These trees are relatively easy to grow and it seems that everyone wants one when they are flowering. This deciduous tree is native to South and Central America, and has been introduced to the Caribbean islands, United States, Kenya, and India. It grows best in warm and moist climates when in full sun.
Sometimes evergreen but most often deciduous, golden trumpet tree has four-inch-long silvery leaves with tan, fuzzy undersides. These leaves drop for a short period in April to May, and it is at this time that the trees put on their heaviest flowering display, the trumpet-shaped, bright yellow blossoms appearing in clusters. Some trees produce a small number of flowers sporadically throughout the warm season.
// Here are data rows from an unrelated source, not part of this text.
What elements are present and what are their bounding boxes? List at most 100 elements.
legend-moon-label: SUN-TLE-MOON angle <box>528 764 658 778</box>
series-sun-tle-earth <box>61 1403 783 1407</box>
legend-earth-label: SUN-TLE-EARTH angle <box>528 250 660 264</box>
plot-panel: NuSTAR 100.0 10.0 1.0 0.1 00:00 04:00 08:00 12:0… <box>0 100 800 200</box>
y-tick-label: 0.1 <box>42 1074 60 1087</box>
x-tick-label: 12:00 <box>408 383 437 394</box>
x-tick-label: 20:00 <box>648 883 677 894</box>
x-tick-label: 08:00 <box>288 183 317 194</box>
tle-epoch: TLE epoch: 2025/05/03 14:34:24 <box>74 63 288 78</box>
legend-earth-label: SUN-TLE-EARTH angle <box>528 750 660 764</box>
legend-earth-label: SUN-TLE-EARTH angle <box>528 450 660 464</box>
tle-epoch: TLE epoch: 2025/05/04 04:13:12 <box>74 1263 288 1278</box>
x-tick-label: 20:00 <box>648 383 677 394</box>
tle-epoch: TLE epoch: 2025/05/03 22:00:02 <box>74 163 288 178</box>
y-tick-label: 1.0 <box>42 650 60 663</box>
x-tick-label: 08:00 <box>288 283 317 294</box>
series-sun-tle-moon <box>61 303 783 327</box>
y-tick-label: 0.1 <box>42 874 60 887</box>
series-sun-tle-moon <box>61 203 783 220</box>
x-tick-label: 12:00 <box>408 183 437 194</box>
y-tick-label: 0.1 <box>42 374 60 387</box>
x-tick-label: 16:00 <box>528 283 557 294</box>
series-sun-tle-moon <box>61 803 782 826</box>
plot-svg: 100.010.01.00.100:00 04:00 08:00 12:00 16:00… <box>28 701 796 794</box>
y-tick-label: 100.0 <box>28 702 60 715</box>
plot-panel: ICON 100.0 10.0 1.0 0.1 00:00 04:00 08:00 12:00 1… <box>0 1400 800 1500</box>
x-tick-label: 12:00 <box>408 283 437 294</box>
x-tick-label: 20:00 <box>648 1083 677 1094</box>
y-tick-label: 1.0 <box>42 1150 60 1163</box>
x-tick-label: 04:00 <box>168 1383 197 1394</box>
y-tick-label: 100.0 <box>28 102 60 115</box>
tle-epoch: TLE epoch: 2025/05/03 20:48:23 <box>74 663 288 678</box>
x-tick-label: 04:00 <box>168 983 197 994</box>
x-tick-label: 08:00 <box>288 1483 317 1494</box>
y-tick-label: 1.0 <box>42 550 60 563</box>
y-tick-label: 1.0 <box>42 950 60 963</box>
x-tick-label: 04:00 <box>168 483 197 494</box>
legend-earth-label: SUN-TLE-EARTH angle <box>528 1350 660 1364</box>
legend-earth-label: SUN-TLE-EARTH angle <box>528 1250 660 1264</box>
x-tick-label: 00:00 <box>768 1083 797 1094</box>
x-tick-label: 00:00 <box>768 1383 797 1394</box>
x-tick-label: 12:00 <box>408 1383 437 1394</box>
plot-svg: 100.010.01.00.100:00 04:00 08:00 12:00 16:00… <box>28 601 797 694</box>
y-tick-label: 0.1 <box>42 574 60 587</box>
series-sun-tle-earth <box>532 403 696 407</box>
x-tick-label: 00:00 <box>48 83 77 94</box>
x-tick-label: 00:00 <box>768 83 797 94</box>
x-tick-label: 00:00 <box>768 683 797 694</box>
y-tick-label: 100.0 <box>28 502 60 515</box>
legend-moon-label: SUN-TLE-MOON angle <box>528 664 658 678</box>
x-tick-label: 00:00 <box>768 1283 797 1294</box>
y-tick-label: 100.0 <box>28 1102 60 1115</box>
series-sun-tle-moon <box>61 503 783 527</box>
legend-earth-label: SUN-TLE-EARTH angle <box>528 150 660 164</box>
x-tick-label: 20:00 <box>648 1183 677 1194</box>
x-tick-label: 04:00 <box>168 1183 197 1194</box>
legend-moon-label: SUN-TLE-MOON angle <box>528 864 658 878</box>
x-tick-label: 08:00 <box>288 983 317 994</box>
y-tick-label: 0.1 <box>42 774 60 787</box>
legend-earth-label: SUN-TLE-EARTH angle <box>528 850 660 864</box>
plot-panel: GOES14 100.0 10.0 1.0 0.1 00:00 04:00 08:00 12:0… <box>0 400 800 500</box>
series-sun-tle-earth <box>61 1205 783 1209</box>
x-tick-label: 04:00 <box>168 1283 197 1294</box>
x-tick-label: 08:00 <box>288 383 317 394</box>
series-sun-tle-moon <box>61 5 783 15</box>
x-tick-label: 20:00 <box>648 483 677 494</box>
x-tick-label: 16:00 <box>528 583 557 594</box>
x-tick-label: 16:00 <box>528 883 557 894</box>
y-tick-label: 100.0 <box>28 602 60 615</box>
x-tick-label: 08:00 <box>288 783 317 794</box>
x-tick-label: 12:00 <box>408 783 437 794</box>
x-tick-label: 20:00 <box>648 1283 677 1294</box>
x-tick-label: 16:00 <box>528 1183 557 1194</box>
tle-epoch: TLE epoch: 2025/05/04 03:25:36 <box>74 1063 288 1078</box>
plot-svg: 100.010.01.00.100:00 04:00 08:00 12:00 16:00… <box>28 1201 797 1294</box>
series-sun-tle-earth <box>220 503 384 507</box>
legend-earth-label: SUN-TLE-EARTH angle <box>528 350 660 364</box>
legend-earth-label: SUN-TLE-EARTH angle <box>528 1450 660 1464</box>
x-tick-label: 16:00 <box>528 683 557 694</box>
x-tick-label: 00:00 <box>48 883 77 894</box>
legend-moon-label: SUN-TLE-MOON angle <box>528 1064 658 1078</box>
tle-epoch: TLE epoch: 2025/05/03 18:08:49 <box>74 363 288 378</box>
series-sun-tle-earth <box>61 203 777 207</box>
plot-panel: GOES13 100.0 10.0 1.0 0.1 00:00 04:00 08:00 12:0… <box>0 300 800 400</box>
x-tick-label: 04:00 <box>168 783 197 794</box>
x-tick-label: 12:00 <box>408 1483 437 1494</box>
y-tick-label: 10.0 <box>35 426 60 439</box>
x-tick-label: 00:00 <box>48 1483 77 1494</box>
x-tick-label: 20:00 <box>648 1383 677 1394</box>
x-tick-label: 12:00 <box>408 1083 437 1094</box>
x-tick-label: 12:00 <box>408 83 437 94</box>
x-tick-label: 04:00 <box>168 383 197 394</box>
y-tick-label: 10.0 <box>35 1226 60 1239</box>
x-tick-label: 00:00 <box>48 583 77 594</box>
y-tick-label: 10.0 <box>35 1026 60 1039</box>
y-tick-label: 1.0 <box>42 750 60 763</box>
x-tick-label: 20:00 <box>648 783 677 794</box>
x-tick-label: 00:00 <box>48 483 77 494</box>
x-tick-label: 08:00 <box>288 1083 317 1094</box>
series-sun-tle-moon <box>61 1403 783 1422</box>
The eight-inch-long seeds which follow are brown, hairy, and persist on the tree through the winter.
And one very important question: How do you pronounce Tabebuia Trees? tab-eh-BOO-yuh
I love the history of these beautiful, yellow flowering trees. From the Orlando Sentinel:
Garden expert and Orlando Sentinel columnist Tom MacCubbin attributes Central Florida’s first tabebuia trees to late Orlando resident and horticulturalist Mulford Foster, who discovered their seeds along a Brazilian railroad in the early 1900s.
Also marking tabebuia history 51 years ago was Martin Andersen, former owner, publisher and editor of the Sentinel-Star, now the Orlando Sentinel.
He promoted a sale of tabebuia trees, each two or three years old, for $1.50 ($11.30 in today’s dollars) to raise cash for Edgewater High School’s band trip to the World’s Fair in New York.
The Sentinel doors opened at 8 a.m. and 2,300 trees sold in an hour.
Demand triggered a “mammoth traffic jam for blocks on all sides of the newspaper,” according to a Sentinel-Star account. Nearly 6,000 trees were picked up by early afternoon, a complete sellout.
“We could have sold 25,000 trees,” a newspaper vice president, Charles Brumback, said afterward. He became chief executive for Tribune Co. after it bought the Sentinel.
The flower show is spectacular, but short lived. Enjoy our few weeks of these spectacular blooms!